In my current job, I help people cultivate “adulting” skills. My clientele is disproportionately adult men. I have observed firsthand that men — particularly those who are unemployed, under-employed or engaged in wage labor — are struggling. My typical work week includes many discussions about social isolation, housing insecurity, job market challenges, the bureaucratic nightmare of accessing health care and the never-ending struggle to “keep up.”
When I work with women, they are often struggling in these same exact areas. However, I can typically expect that a woman client will only attend a fraction of our scheduled appointments. Child care and other caregiving responsibilities often conflict with women accessing supports — even with (and sometimes because of) the presence of male co-parents and partners.
Furthermore, even college-educated and fully employed women are facing major challenges. As a contract worker in a helping profession, I experience significant precarity. I do not have health insurance, my rent continues to increase, and I remain under-qualified for most forms of “skilled” and white-collar work. My primary options for employment are care work or service industry work. LinkedIn recently recommended that I become a surrogate. My bachelor’s degree in Anthropology undoubtedly gives me cultural capital, but it has not translated into financial capital or significant social mobility.
As women increasingly outnumber men in higher education, we should be weary — just not for the reasons often given. When an institution or industry becomes “female-dominated,” we can usually expect that society has (or will start to) decrease its value. The financial utility of a college education is in decline. Some young people, especially young men, have (accurately) determined that they will have better economic outcomes if they pursue the trades or nontraditional forms of income.
The young women attending college, rarely encouraged to pursue skilled trades and often intimidated by the prospect of being the minority in male-dominated fields, are disproportionately funneled into the social sciences, humanities and lower-paid industries. I was genuinely passionate about my college major and found my education deeply empowering, but I still unintentionally wound up in the care work industry — performing the traditional feminine labor I thought I was escaping.

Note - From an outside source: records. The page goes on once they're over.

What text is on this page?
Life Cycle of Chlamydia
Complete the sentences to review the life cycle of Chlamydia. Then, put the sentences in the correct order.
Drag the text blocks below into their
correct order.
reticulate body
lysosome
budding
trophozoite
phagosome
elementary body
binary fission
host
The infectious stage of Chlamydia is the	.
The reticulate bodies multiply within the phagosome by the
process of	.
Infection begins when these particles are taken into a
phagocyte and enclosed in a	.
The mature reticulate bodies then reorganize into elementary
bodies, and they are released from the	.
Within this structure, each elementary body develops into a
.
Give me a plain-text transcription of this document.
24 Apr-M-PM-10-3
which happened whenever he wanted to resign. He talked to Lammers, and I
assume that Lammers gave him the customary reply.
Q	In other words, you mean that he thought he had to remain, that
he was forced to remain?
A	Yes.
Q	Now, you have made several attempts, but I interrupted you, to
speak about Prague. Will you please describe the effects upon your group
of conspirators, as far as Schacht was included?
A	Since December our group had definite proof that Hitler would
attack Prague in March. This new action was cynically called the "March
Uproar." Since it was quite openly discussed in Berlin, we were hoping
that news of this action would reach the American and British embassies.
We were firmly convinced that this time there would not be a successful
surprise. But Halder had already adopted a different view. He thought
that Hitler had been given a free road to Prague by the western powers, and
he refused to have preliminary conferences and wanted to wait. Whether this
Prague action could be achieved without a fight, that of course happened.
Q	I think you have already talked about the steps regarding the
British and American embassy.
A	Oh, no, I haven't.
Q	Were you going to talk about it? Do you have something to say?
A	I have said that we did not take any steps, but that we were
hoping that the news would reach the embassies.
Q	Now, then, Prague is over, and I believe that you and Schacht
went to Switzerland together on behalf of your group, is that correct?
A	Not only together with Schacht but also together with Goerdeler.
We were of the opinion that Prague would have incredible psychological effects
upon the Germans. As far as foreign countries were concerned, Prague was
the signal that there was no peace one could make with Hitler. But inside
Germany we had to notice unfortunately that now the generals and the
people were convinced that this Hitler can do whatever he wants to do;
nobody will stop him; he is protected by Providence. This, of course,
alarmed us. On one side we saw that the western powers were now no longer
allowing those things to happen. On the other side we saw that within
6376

To be clear, I love my clients. I think every human should find a way to share in the labor of caring for others. This work is extremely needed and important and should be compensated far more adequately. Yet, like other humans, I love exercising my creative, intellectual and physical capacities. I dream of having the freedom to be both a caring community member and someone who can be an “artisan” of sorts. In grade school, how many of us wanted to be artists, writers, musicians, craftspeople and professionals who could build, repair and invent things? Under current conditions, people women and men alike are increasingly denied a very human need to use our minds and bodies in fulfilling ways.
In a world that is increasingly difficult to thrive in, it is easy to grow resentful of one another (and some of these resentments are valid). Nevertheless, I will always have far more in common with a poor or working class man than I will ever have with a woman CEO. If we want affordable housing, Medicare for all, livable wages, publicly-funded higher education, the capacity to build and support our families and the freedom to retire before age 80, we are going to have to start seeing that people of different identities have the same economic interests. We are in this struggle together.
It is almost as if politicians — Democrats and Republicans — benefit from our lack of solidarity with one another.
Catherine Ledue is an executive functioning skills coach who lives in Dover.